Pharmacists have an important role to play in continuing to improve awareness, Mr Morris, previously the Chief Pharmacist for South Australia, told Australian Pharmacist.
‘Pharmacists are critical because they probably come into contact with patients more than any other group of health professionals,’ he said. ‘So that ability to promote a broader public health message, including the appropriate use of antibiotics, is pivotal.’
Associate Professor Louis Roller, Faculty of Pharmacy and Pharmaceutical Sciences, Monash University, agreed.
‘Counsel patients to take the prescribed antibiotic at the appropriate intervals and for the right duration, avoiding “to be taken until finished” if appropriate. The advice should be: ‘taking antibiotics for as long as the prescriber says’ and to ‘complete the course as specified.’ This is most important,’ he said.
‘And encourage patients not to keep a repeat prescription for an antibiotic dispense sometime in the future as it may be inappropriate. After the appropriate course is finished they should return any remaining tablets, capsules or liquids to the pharmacy for destruction.’
One of the most important things a pharmacist can suggest is that people are fully immunised, says Dr Roller.
And he encourages pharmacists to help educate the public about limitations of antibiotics.
‘Counsel patients that it is inappropriate to take antibiotics for cold and flu – so they should ask for an antibiotic only when it is necessary,’ he suggests.
‘Remind patients that many infections are self-limiting and may not require an antibiotic. And that they should not share their antibiotics (or any other prescribed medicine) with other people.’
According to NPS MedicineWise, ‘most colds resolve naturally within 7-10 days.’ With influenza, symptoms ‘will generally last 5-8 days. However, some of the symptoms of flu (e.g. cough and tiredness) can last for as long as 2-3 weeks.’ Pharmacists need to emphasise that there is no indication for antibiotics in colds and flus.
He says pharmacists can also help curb rising antibiotic resistance by influencing others within the industry.
‘We can do a lot – pressure doctors not to use repeat option unless they want to extend that course of antibiotics,’ he says.
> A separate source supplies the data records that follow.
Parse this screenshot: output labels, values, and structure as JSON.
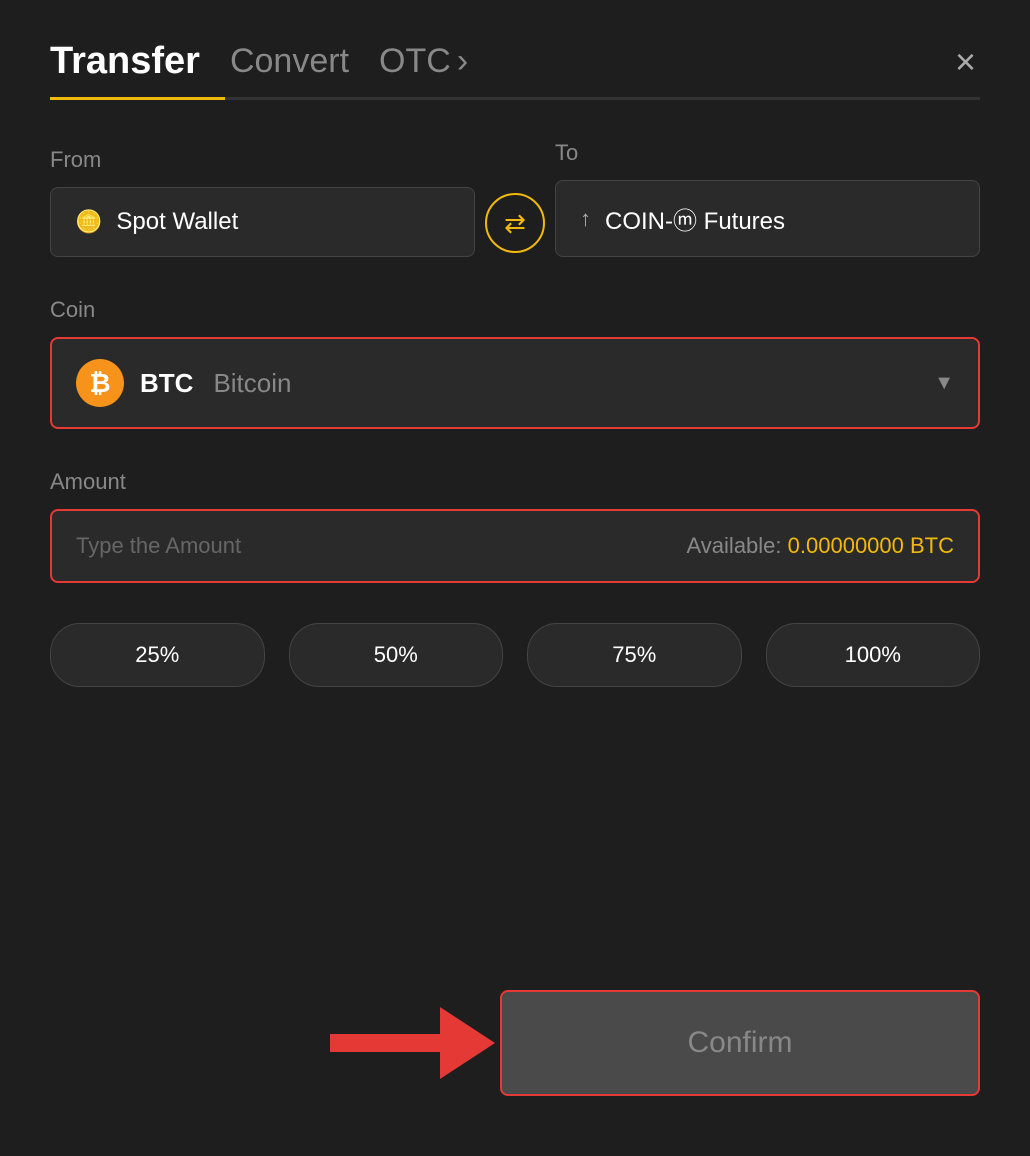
{
  "header": {
    "tab_transfer": "Transfer",
    "tab_convert": "Convert",
    "tab_otc": "OTC",
    "tab_otc_chevron": "›",
    "close_label": "×"
  },
  "from_field": {
    "label": "From",
    "wallet_icon": "▤",
    "wallet_name": "Spot Wallet"
  },
  "to_field": {
    "label": "To",
    "wallet_icon": "↑",
    "wallet_name": "COIN-ⓜ Futures"
  },
  "swap_icon": "⇄",
  "coin_field": {
    "label": "Coin",
    "symbol": "BTC",
    "full_name": "Bitcoin"
  },
  "amount_field": {
    "label": "Amount",
    "placeholder": "Type the Amount",
    "available_label": "Available:",
    "available_value": "0.00000000 BTC"
  },
  "percentage_buttons": [
    "25%",
    "50%",
    "75%",
    "100%"
  ],
  "confirm_button": "Confirm"
}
‘We can pressure companies to have appropriate packaging. For example, trimethoprim 7 tablets (for UTIs in men) and trimethoprim 3 tablets (for UTIs in women).’
Dr Daveson also stressed the importance of an industry-wide push towards curbing antimicrobial resistance.
‘It needs to be framed as a whole of society issue. We all have a part to play,’ she said. ‘And of course, pharmacists play a core role, but [sic] actually enabling consumers that you see every day to care for antibiotics just as pharmacists do, is a really important part of this.’